(Editor's note: The House Tax Committee and House New Economy and Quality of Life Committee will hold a joint session at 9 a.m. today in Room 352 of the State Capitol Building. This text was e-mailed to all members.)
Dear Joint House Committee Members:
It has come to my attention that you will be meeting today to discuss the Michigan film incentive program. As you consider the testimony and documents presented by various parties, be advised that certain items with seemingly pristine pedigrees may be deeply flawed.
For example, a Michigan State University film subsidy "impact" study (funded by the Michigan Economic Development Corp.) published last winter had some merits, but these are overbalanced by the fact that its model excluded 100 percent of the costs associated with the program. This is analogous to an accountant leaving the liabilities off a company's balance sheet and concluding it has a high net worth. (For details refer to "Special Effects: Flawed Report on Film Incentives Provides Distorted Lens," published by the Mackinac Center.)

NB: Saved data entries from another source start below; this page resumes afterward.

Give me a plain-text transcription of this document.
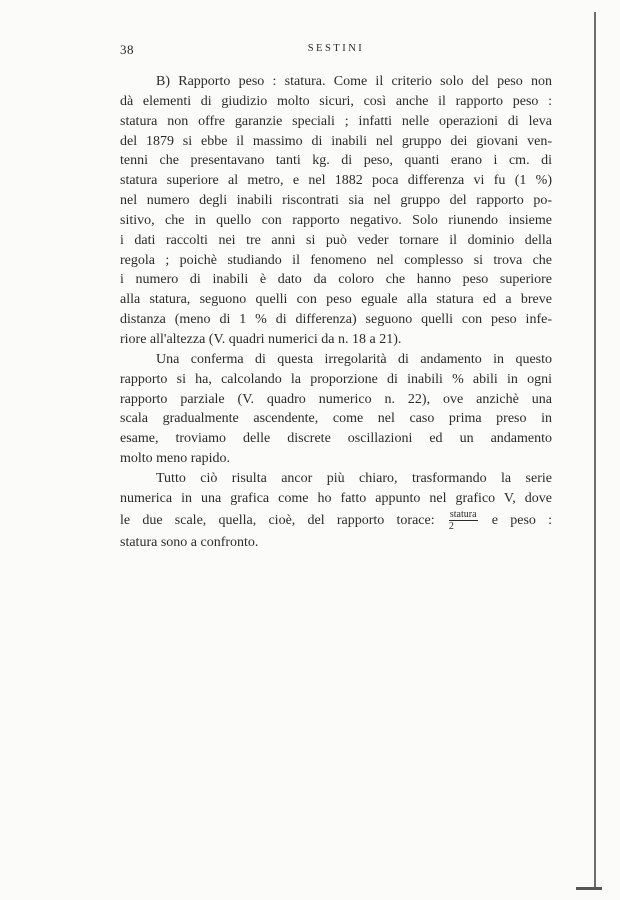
38	SESTINI
B) Rapporto peso : statura. Come il criterio solo del peso non
dà elementi di giudizio molto sicuri, così anche il rapporto peso :
statura non offre garanzie speciali ; infatti nelle operazioni di leva
del 1879 si ebbe il massimo di inabili nel gruppo dei giovani ven-
tenni che presentavano tanti kg. di peso, quanti erano i cm. di
statura superiore al metro, e nel 1882 poca differenza vi fu (1 %)
nel numero degli inabili riscontrati sia nel gruppo del rapporto po-
sitivo, che in quello con rapporto negativo. Solo riunendo insieme
i dati raccolti nei tre anni si può veder tornare il dominio della
regola ; poichè studiando il fenomeno nel complesso si trova che
i numero di inabili è dato da coloro che hanno peso superiore
alla statura, seguono quelli con peso eguale alla statura ed a breve
distanza (meno di 1 % di differenza) seguono quelli con peso infe-
riore all'altezza (V. quadri numerici da n. 18 a 21).
Una conferma di questa irregolarità di andamento in questo
rapporto si ha, calcolando la proporzione di inabili % abili in ogni
rapporto parziale (V. quadro numerico n. 22), ove anzichè una
scala gradualmente ascendente, come nel caso prima preso in
esame, troviamo delle discrete oscillazioni ed un andamento
molto meno rapido.
Tutto ciò risulta ancor più chiaro, trasformando la serie
numerica in una grafica come ho fatto appunto nel grafico V, dove
le due scale, quella, cioè, del rapporto torace: $\frac{\text{statura}}{2}$ e peso :
statura sono a confronto.
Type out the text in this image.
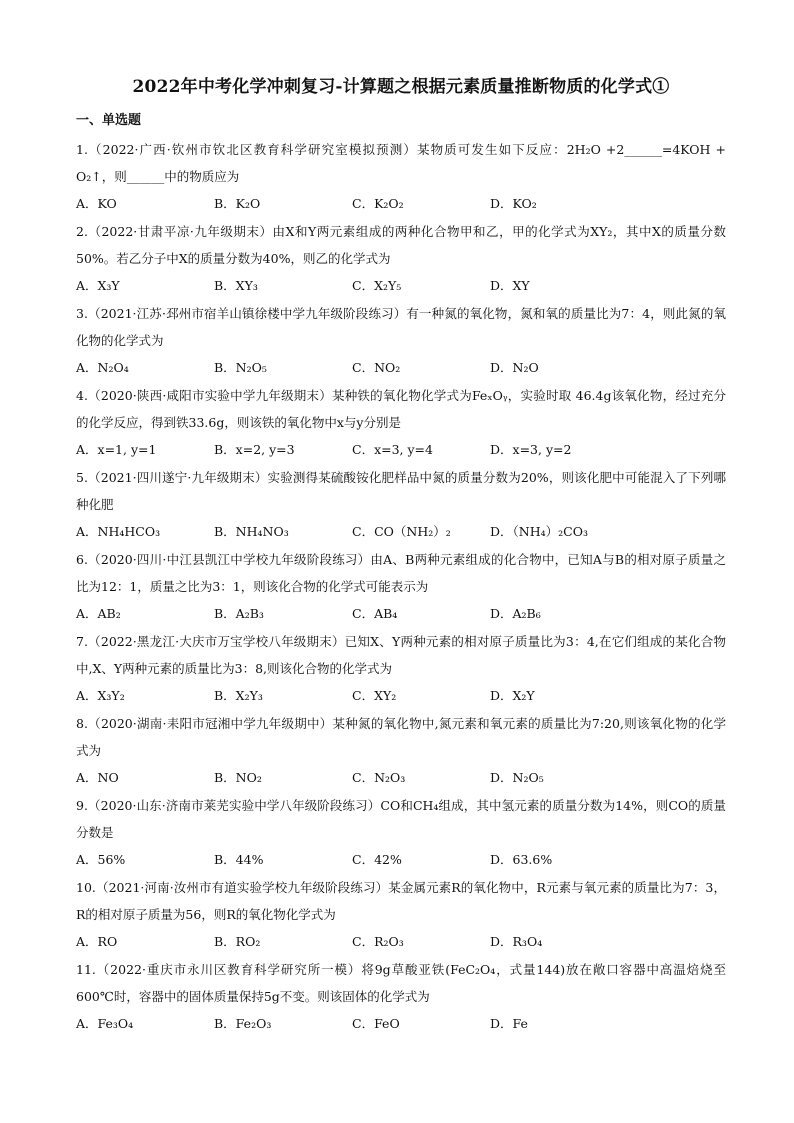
2022年中考化学冲刺复习-计算题之根据元素质量推断物质的化学式①
一、单选题
1.（2022·广西·钦州市钦北区教育科学研究室模拟预测）某物质可发生如下反应：2H₂O +2______=4KOH + O₂↑，则______中的物质应为
A．KO	B．K₂O	C．K₂O₂	D．KO₂
2.（2022·甘肃平凉·九年级期末）由X和Y两元素组成的两种化合物甲和乙，甲的化学式为XY₂，其中X的质量分数50%。若乙分子中X的质量分数为40%，则乙的化学式为
A．X₃Y	B．XY₃	C．X₂Y₅	D．XY
3.（2021·江苏·邳州市宿羊山镇徐楼中学九年级阶段练习）有一种氮的氧化物，氮和氧的质量比为7：4，则此氮的氧化物的化学式为
A．N₂O₄	B．N₂O₅	C．NO₂	D．N₂O
4.（2020·陕西·咸阳市实验中学九年级期末）某种铁的氧化物化学式为FeₓOᵧ，实验时取 46.4g该氧化物，经过充分的化学反应，得到铁33.6g，则该铁的氧化物中x与y分别是
A．x=1, y=1	B．x=2, y=3	C．x=3, y=4	D．x=3, y=2
5.（2021·四川遂宁·九年级期末）实验测得某硫酸铵化肥样品中氮的质量分数为20%，则该化肥中可能混入了下列哪种化肥
A．NH₄HCO₃	B．NH₄NO₃	C．CO（NH₂）₂	D．（NH₄）₂CO₃
6.（2020·四川·中江县凯江中学校九年级阶段练习）由A、B两种元素组成的化合物中，已知A与B的相对原子质量之比为12：1，质量之比为3：1，则该化合物的化学式可能表示为
A．AB₂	B．A₂B₃	C．AB₄	D．A₂B₆
7.（2022·黑龙江·大庆市万宝学校八年级期末）已知X、Y两种元素的相对原子质量比为3：4,在它们组成的某化合物中,X、Y两种元素的质量比为3：8,则该化合物的化学式为
A．X₃Y₂	B．X₂Y₃	C．XY₂	D．X₂Y
8.（2020·湖南·耒阳市冠湘中学九年级期中）某种氮的氧化物中,氮元素和氧元素的质量比为7:20,则该氧化物的化学式为
A．NO	B．NO₂	C．N₂O₃	D．N₂O₅
9.（2020·山东·济南市莱芜实验中学八年级阶段练习）CO和CH₄组成，其中氢元素的质量分数为14%，则CO的质量分数是
A．56%	B．44%	C．42%	D．63.6%
10.（2021·河南·汝州市有道实验学校九年级阶段练习）某金属元素R的氧化物中，R元素与氧元素的质量比为7：3，R的相对原子质量为56，则R的氧化物化学式为
A．RO	B．RO₂	C．R₂O₃	D．R₃O₄
11.（2022·重庆市永川区教育科学研究所一模）将9g草酸亚铁(FeC₂O₄，式量144)放在敞口容器中高温焙烧至600℃时，容器中的固体质量保持5g不变。则该固体的化学式为
A．Fe₃O₄	B．Fe₂O₃	C．FeO	D．Fe
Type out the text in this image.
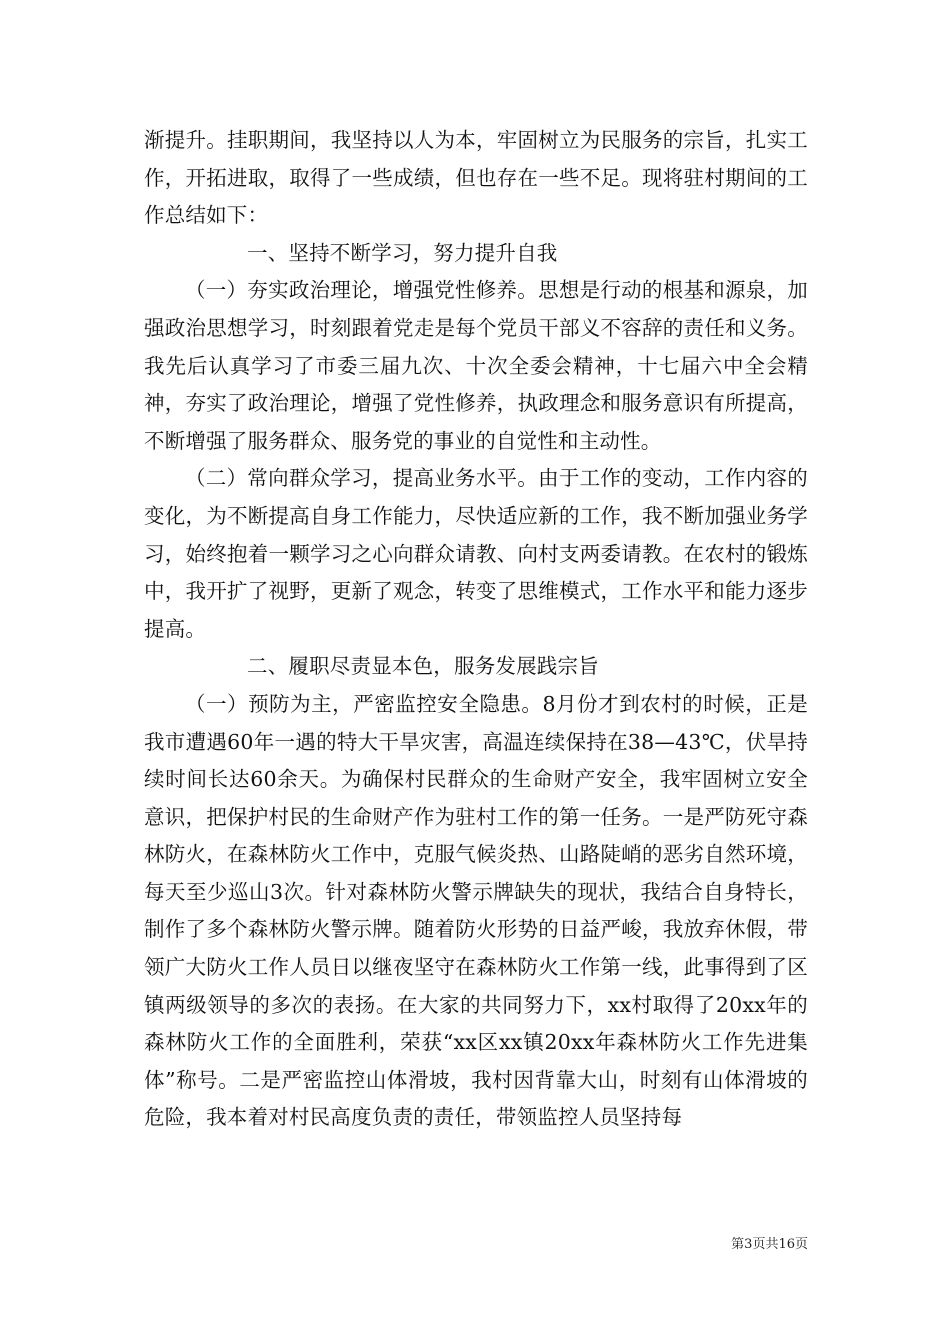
渐提升。挂职期间，我坚持以人为本，牢固树立为民服务的宗旨，扎实工作，开拓进取，取得了一些成绩，但也存在一些不足。现将驻村期间的工作总结如下：

一、坚持不断学习，努力提升自我

（一）夯实政治理论，增强党性修养。思想是行动的根基和源泉，加强政治思想学习，时刻跟着党走是每个党员干部义不容辞的责任和义务。我先后认真学习了市委三届九次、十次全委会精神，十七届六中全会精神，夯实了政治理论，增强了党性修养，执政理念和服务意识有所提高，不断增强了服务群众、服务党的事业的自觉性和主动性。

（二）常向群众学习，提高业务水平。由于工作的变动，工作内容的变化，为不断提高自身工作能力，尽快适应新的工作，我不断加强业务学习，始终抱着一颗学习之心向群众请教、向村支两委请教。在农村的锻炼中，我开扩了视野，更新了观念，转变了思维模式，工作水平和能力逐步提高。

二、履职尽责显本色，服务发展践宗旨

（一）预防为主，严密监控安全隐患。8月份才到农村的时候，正是我市遭遇60年一遇的特大干旱灾害，高温连续保持在38—43℃，伏旱持续时间长达60余天。为确保村民群众的生命财产安全，我牢固树立安全意识，把保护村民的生命财产作为驻村工作的第一任务。一是严防死守森林防火，在森林防火工作中，克服气候炎热、山路陡峭的恶劣自然环境，每天至少巡山3次。针对森林防火警示牌缺失的现状，我结合自身特长，制作了多个森林防火警示牌。随着防火形势的日益严峻，我放弃休假，带领广大防火工作人员日以继夜坚守在森林防火工作第一线，此事得到了区镇两级领导的多次的表扬。在大家的共同努力下，xx村取得了20xx年的森林防火工作的全面胜利，荣获“xx区xx镇20xx年森林防火工作先进集体”称号。二是严密监控山体滑坡，我村因背靠大山，时刻有山体滑坡的危险，我本着对村民高度负责的责任，带领监控人员坚持每

第3页共16页
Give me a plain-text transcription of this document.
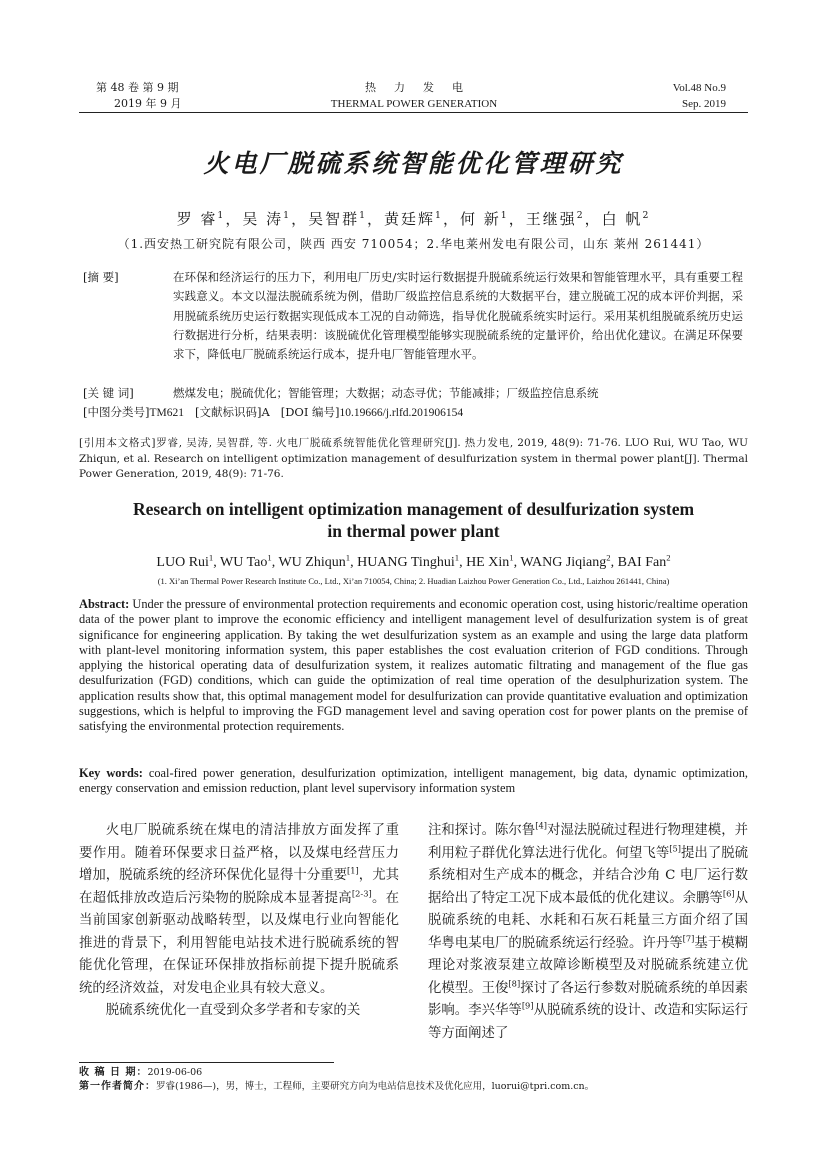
第 48 卷 第 9 期
2019 年 9 月
热力发电
THERMAL POWER GENERATION
Vol.48 No.9
Sep. 2019
火电厂脱硫系统智能优化管理研究
罗 睿$^1$，吴 涛$^1$，吴智群$^1$，黄廷辉$^1$，何 新$^1$，王继强$^2$，白 帆$^2$
（1.西安热工研究院有限公司，陕西 西安 710054；2.华电莱州发电有限公司，山东 莱州 261441）
[摘 要]	在环保和经济运行的压力下，利用电厂历史/实时运行数据提升脱硫系统运行效果和智能管理水平，具有重要工程实践意义。本文以湿法脱硫系统为例，借助厂级监控信息系统的大数据平台，建立脱硫工况的成本评价判据，采用脱硫系统历史运行数据实现低成本工况的自动筛选，指导优化脱硫系统实时运行。采用某机组脱硫系统历史运行数据进行分析，结果表明：该脱硫优化管理模型能够实现脱硫系统的定量评价，给出优化建议。在满足环保要求下，降低电厂脱硫系统运行成本，提升电厂智能管理水平。
[关 键 词]	燃煤发电；脱硫优化；智能管理；大数据；动态寻优；节能减排；厂级监控信息系统
[中图分类号]TM621 [文献标识码]A [DOI 编号]10.19666/j.rlfd.201906154
[引用本文格式]罗睿, 吴涛, 吴智群, 等. 火电厂脱硫系统智能优化管理研究[J]. 热力发电, 2019, 48(9): 71-76. LUO Rui, WU Tao, WU Zhiqun, et al. Research on intelligent optimization management of desulfurization system in thermal power plant[J]. Thermal Power Generation, 2019, 48(9): 71-76.
Research on intelligent optimization management of desulfurization system
in thermal power plant
LUO Rui$^1$, WU Tao$^1$, WU Zhiqun$^1$, HUANG Tinghui$^1$, HE Xin$^1$, WANG Jiqiang$^2$, BAI Fan$^2$
(1. Xi’an Thermal Power Research Institute Co., Ltd., Xi’an 710054, China; 2. Huadian Laizhou Power Generation Co., Ltd., Laizhou 261441, China)
Abstract: Under the pressure of environmental protection requirements and economic operation cost, using historic/realtime operation data of the power plant to improve the economic efficiency and intelligent management level of desulfurization system is of great significance for engineering application. By taking the wet desulfurization system as an example and using the large data platform with plant-level monitoring information system, this paper establishes the cost evaluation criterion of FGD conditions. Through applying the historical operating data of desulfurization system, it realizes automatic filtrating and management of the flue gas desulfurization (FGD) conditions, which can guide the optimization of real time operation of the desulphurization system. The application results show that, this optimal management model for desulfurization can provide quantitative evaluation and optimization suggestions, which is helpful to improving the FGD management level and saving operation cost for power plants on the premise of satisfying the environmental protection requirements.
Key words: coal-fired power generation, desulfurization optimization, intelligent management, big data, dynamic optimization, energy conservation and emission reduction, plant level supervisory information system

火电厂脱硫系统在煤电的清洁排放方面发挥了重要作用。随着环保要求日益严格，以及煤电经营压力增加，脱硫系统的经济环保优化显得十分重要[1]，尤其在超低排放改造后污染物的脱除成本显著提高[2-3]。在当前国家创新驱动战略转型，以及煤电行业向智能化推进的背景下，利用智能电站技术进行脱硫系统的智能优化管理，在保证环保排放指标前提下提升脱硫系统的经济效益，对发电企业具有较大意义。

脱硫系统优化一直受到众多学者和专家的关

注和探讨。陈尔鲁[4]对湿法脱硫过程进行物理建模，并利用粒子群优化算法进行优化。何望飞等[5]提出了脱硫系统相对生产成本的概念，并结合沙角 C 电厂运行数据给出了特定工况下成本最低的优化建议。余鹏等[6]从脱硫系统的电耗、水耗和石灰石耗量三方面介绍了国华粤电某电厂的脱硫系统运行经验。许丹等[7]基于模糊理论对浆液泵建立故障诊断模型及对脱硫系统建立优化模型。王俊[8]探讨了各运行参数对脱硫系统的单因素影响。李兴华等[9]从脱硫系统的设计、改造和实际运行等方面阐述了

收 稿 日 期：2019-06-06
第一作者简介：罗睿(1986—)，男，博士，工程师，主要研究方向为电站信息技术及优化应用，luorui@tpri.com.cn。
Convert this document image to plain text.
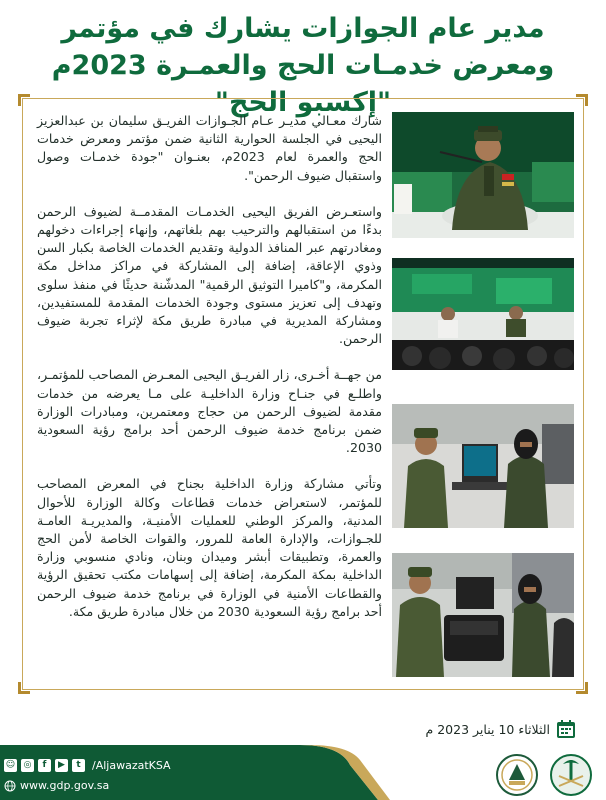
مدير عام الجوازات يشارك في مؤتمر ومعرض خدمـات الحج والعمـرة 2023م "إكسبو الحج"

شارك معـالي مديـر عـام الجـوازات الفريـق سليمان بن عبدالعزيز اليحيى في الجلسة الحوارية الثانية ضمن مؤتمر ومعرض خدمات الحج والعمرة لعام 2023م، بعنـوان "جودة خدمـات وصول واستقبال ضيوف الرحمن".

واستعـرض الفريق اليحيى الخدمـات المقدمــة لضيوف الرحمن بدءًا من استقبالهم والترحيب بهم بلغاتهم، وإنهاء إجراءات دخولهم ومغادرتهم عبر المنافذ الدولية وتقديم الخدمات الخاصة بكبار السن وذوي الإعاقة، إضافة إلى المشاركة في مراكز مداخل مكة المكرمة، و"كاميرا التوثيق الرقمية" المدشّنة حديثًا في منفذ سلوى وتهدف إلى تعزيز مستوى وجودة الخدمات المقدمة للمستفيدين، ومشاركة المديرية في مبادرة طريق مكة لإثراء تجربة ضيوف الرحمن.

من جهــة أخـرى، زار الفريـق اليحيى المعـرض المصاحب للمؤتمـر، واطلـع في جنـاح وزارة الداخليـة على مـا يعرضه من خدمات مقدمة لضيوف الرحمن من حجاج ومعتمرين، ومبادرات الوزارة ضمن برنامج خدمة ضيوف الرحمن أحد برامج رؤية السعودية 2030.

وتأتي مشاركة وزارة الداخلية بجناح في المعرض المصاحب للمؤتمر، لاستعراض خدمات قطاعات وكالة الوزارة للأحوال المدنية، والمركز الوطني للعمليات الأمنيـة، والمديريـة العامـة للجـوازات، والإدارة العامة للمرور، والقوات الخاصة لأمن الحج والعمرة، وتطبيقات أبشر وميدان وبنان، ونادي منسوبي وزارة الداخلية بمكة المكرمة، إضافة إلى إسهامات مكتب تحقيق الرؤية والقطاعات الأمنية في الوزارة في برنامج خدمة ضيوف الرحمن أحد برامج رؤية السعودية 2030 من خلال مبادرة طريق مكة.

الثلاثاء 10 يناير 2023 م
☺ ◎	f	▶	t	/AljawazatKSA
www.gdp.gov.sa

A valid study would have shown not only the program's costs, but also would have recognized how the higher tax burden those costs impose may contribute to Michigan job losses, especially since this film subsidy program came hard on the heels of the October 2007 $1.4 billion tax hike. Including such costs would not only be more intellectually honest, it would help make the program more transparent.
One more thing: It's confusing and misleading to refer to this as a "tax credit" program. It is in fact a cash subsidy in the form of a tax credit program. Sadly, the Michigan Film Office's secrecy prevents us from calculating the amount of cash subsidies vs. tax breaks. At least one Senate Fiscal Agency analysis, however, suggests they are largely cash handouts.